SinSim: Sinkhorn-Regularized SimCLR

TL;DR

SinSim enhances contrastive self-supervised learning by integrating Sinkhorn regularization, resulting in more structured and discriminative feature representations that outperform standard SimCLR and are competitive with other advanced methods.

Contribution

We introduce SinSim, which incorporates Sinkhorn regularization into SimCLR, providing a novel way to enforce global structure in learned representations.

Findings

SinSim outperforms SimCLR on multiple datasets.

Visualizations show improved class separation.

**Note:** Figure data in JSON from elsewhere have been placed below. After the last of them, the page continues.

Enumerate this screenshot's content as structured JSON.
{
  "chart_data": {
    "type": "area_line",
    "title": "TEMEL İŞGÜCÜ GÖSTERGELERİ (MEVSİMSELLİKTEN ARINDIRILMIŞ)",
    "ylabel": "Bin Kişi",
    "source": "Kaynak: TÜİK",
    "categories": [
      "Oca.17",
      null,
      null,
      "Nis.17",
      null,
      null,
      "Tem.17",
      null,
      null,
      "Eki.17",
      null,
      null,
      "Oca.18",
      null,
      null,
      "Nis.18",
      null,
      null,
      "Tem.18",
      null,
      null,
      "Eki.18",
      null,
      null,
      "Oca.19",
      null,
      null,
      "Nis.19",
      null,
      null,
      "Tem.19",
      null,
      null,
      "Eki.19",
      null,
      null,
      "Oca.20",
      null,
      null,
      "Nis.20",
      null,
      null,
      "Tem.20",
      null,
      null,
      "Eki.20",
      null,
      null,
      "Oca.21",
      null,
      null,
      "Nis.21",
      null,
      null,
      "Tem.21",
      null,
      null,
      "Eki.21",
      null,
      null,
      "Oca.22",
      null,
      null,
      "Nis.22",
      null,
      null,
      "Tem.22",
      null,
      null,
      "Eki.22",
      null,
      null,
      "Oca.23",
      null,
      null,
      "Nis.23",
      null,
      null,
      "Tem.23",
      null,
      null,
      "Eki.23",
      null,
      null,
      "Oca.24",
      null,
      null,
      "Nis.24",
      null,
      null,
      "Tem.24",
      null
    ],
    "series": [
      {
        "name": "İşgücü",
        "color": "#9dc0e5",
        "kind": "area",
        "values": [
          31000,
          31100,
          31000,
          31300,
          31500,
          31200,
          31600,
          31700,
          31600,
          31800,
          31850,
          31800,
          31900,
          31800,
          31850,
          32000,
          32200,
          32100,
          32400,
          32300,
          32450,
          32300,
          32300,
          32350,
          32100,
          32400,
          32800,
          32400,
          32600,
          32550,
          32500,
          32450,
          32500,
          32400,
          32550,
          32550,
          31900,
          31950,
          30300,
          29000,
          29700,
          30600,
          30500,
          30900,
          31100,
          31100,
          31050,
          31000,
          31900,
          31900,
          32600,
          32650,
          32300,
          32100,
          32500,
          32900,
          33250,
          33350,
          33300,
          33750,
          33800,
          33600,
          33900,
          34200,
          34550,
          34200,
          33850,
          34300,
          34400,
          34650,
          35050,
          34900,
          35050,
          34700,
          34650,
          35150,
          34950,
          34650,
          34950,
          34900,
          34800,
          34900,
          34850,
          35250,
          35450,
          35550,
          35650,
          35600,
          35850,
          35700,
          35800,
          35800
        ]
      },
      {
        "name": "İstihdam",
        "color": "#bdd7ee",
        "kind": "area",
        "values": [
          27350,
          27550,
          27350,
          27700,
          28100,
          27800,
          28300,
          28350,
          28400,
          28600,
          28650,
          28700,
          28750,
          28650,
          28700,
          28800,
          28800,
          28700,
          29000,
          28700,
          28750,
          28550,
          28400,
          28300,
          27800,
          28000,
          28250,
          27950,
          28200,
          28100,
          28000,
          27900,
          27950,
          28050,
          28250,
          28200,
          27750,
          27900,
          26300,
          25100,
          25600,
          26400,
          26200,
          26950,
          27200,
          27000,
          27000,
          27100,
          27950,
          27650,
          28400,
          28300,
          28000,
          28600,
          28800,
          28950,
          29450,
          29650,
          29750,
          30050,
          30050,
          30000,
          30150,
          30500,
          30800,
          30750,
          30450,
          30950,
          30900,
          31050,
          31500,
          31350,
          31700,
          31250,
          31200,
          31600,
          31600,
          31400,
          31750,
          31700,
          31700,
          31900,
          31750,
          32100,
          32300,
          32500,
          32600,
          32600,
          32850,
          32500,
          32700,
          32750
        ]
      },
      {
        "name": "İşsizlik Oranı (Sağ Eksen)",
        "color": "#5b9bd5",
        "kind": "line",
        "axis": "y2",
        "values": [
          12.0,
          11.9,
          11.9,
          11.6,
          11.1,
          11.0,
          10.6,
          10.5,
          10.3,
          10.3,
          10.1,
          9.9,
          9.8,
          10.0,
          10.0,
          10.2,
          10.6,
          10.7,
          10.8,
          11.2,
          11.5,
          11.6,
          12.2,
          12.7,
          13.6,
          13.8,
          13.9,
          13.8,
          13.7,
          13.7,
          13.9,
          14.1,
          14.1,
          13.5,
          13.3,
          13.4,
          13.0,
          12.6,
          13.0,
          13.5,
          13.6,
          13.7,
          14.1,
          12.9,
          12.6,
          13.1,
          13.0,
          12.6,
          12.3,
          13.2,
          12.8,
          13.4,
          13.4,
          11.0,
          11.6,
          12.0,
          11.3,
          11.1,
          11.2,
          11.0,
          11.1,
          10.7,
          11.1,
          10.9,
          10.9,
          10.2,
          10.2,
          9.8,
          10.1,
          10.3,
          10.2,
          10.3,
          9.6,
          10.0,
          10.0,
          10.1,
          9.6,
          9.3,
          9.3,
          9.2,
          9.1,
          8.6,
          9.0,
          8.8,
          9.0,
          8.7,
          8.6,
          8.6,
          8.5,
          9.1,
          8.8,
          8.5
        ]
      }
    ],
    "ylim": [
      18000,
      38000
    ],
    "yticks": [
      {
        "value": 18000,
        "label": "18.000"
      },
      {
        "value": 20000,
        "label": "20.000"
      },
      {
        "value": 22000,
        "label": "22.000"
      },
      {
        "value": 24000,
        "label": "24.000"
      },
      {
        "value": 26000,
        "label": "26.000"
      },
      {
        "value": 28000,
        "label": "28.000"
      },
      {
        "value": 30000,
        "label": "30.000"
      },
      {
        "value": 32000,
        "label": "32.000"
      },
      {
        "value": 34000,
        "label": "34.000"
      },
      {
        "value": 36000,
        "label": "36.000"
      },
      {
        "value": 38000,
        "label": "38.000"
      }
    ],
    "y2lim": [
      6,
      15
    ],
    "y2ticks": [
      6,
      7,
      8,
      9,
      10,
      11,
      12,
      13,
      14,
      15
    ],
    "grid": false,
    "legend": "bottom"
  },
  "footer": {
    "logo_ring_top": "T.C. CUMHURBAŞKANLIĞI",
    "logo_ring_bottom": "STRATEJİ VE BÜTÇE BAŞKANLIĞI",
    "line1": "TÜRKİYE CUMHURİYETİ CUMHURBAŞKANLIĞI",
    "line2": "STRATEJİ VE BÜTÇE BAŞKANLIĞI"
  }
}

Comparable performance to VICReg and Barlow Twins.

Abstract

Self-supervised learning has revolutionized representation learning by eliminating the need for labeled data. Contrastive learning methods, such as SimCLR, maximize the agreement between augmented views of an image but lack explicit regularization to enforce a globally structured latent space. This limitation often leads to suboptimal generalization. We propose SinSim, a novel extension of SimCLR that integrates Sinkhorn regularization from optimal transport theory to enhance representation structure. The Sinkhorn loss, an entropy-regularized Wasserstein distance, encourages a well-dispersed and geometry-aware feature space, preserving discriminative power. Empirical evaluations on various datasets demonstrate that SinSim outperforms SimCLR and achieves competitive performance against prominent self-supervised methods such as VICReg and Barlow Twins. UMAP visualizations further reveal improved class separability and structured feature distributions. These results indicate that integrating optimal transport regularization into contrastive learning provides a principled and effective mechanism for learning robust, well-structured representations. Our findings open new directions for applying transport-based constraints in self-supervised learning frameworks.